Wer bekommt eine Mehrheit?
Chancen haben nur der neue Ü60-Antrag oder die Union. Die meisten Unterstützer hat vermutlich Ersterer. Wenn alle bisherigen Unterzeichner den Kompromiss mittragen, gibt es für ihn mindestens 282 Stimmen. Das reicht aber wahrscheinlich nicht. Nötig ist zwar zunächst nur eine einfache Mehrheit. Sie könnte aber nur dann erreicht werden, wenn sich viele Unentschlossene für diesen Antrag entscheiden und/oder die Gegner sich enthalten und nicht mit Nein stimmen.
Die Union, die die Abstimmung nicht freigegeben hat, verfügt über 197 Stimmen. Ob einer der beiden Anträge eine Mehrheit bekommt, hängt auch von der Reihenfolge der Abstimmung ab.

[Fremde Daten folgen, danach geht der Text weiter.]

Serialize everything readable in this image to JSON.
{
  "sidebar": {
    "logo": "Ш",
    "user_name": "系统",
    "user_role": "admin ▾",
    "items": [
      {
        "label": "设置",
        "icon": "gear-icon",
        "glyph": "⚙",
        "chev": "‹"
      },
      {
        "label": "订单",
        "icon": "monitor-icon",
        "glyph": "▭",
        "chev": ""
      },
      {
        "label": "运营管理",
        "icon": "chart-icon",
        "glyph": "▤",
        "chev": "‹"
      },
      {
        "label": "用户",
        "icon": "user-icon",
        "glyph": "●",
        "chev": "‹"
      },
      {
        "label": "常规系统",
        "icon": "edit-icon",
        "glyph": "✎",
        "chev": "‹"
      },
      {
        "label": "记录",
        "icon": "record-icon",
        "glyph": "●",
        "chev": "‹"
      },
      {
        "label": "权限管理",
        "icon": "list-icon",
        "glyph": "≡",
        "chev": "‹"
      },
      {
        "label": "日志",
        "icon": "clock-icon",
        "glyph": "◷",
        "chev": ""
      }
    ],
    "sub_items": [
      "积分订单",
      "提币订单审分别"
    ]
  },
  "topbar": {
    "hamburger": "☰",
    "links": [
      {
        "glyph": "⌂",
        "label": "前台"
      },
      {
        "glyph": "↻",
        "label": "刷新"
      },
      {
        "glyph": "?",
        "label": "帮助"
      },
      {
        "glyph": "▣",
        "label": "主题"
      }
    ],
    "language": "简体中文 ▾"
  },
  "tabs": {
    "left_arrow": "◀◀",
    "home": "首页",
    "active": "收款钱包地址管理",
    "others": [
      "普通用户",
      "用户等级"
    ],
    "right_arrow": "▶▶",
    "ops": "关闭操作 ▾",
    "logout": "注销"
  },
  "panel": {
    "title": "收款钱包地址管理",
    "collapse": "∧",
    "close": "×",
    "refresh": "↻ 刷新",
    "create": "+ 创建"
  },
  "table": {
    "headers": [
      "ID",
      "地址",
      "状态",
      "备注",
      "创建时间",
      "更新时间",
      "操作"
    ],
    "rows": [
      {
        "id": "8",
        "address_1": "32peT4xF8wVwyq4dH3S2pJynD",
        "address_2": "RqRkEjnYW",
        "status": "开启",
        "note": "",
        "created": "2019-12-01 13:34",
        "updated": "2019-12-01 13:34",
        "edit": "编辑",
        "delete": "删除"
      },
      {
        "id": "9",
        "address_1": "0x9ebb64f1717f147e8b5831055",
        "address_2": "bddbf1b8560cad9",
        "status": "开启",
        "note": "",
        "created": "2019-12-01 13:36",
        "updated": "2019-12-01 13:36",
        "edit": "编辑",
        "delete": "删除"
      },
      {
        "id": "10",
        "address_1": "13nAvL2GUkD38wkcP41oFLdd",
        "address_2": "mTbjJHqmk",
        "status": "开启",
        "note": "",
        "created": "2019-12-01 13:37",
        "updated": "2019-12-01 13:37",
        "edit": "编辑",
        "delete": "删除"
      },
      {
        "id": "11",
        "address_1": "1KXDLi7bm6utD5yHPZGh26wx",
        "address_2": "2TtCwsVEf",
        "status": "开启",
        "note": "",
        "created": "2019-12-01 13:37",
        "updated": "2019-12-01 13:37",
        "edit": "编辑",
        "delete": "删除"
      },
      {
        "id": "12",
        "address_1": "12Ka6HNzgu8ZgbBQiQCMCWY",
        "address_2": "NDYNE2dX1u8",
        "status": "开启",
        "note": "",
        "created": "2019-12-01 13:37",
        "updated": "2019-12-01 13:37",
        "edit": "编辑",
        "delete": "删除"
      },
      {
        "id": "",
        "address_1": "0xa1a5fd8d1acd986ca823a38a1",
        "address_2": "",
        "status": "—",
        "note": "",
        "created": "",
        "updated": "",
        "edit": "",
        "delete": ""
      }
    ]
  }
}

Warum spielt die Reihenfolge eine Rolle?
Zunächst: Es gibt hier bisher noch keine Festlegung. Darüber wird am Donnerstagmorgen im Bundestag entschieden. Die Union will gemäß der parlamentarischen Praxis erst über den Antrag abstimmen, der die weitestgehenden Änderungen enthält. Das wäre der Ü60-Gesetzentwurf. Sie erhofft sich dadurch eine Mehrheit für ihren eigenen Antrag.
Denn: Wird zuerst der Ü60-Antrag abgestimmt und bekommt keine Mehrheit, dann sind die Impfpflicht-Befürworter letztlich gezwungen, der Union zuzustimmen, damit es überhaupt noch eine Chance auf eine Impfpflicht gibt.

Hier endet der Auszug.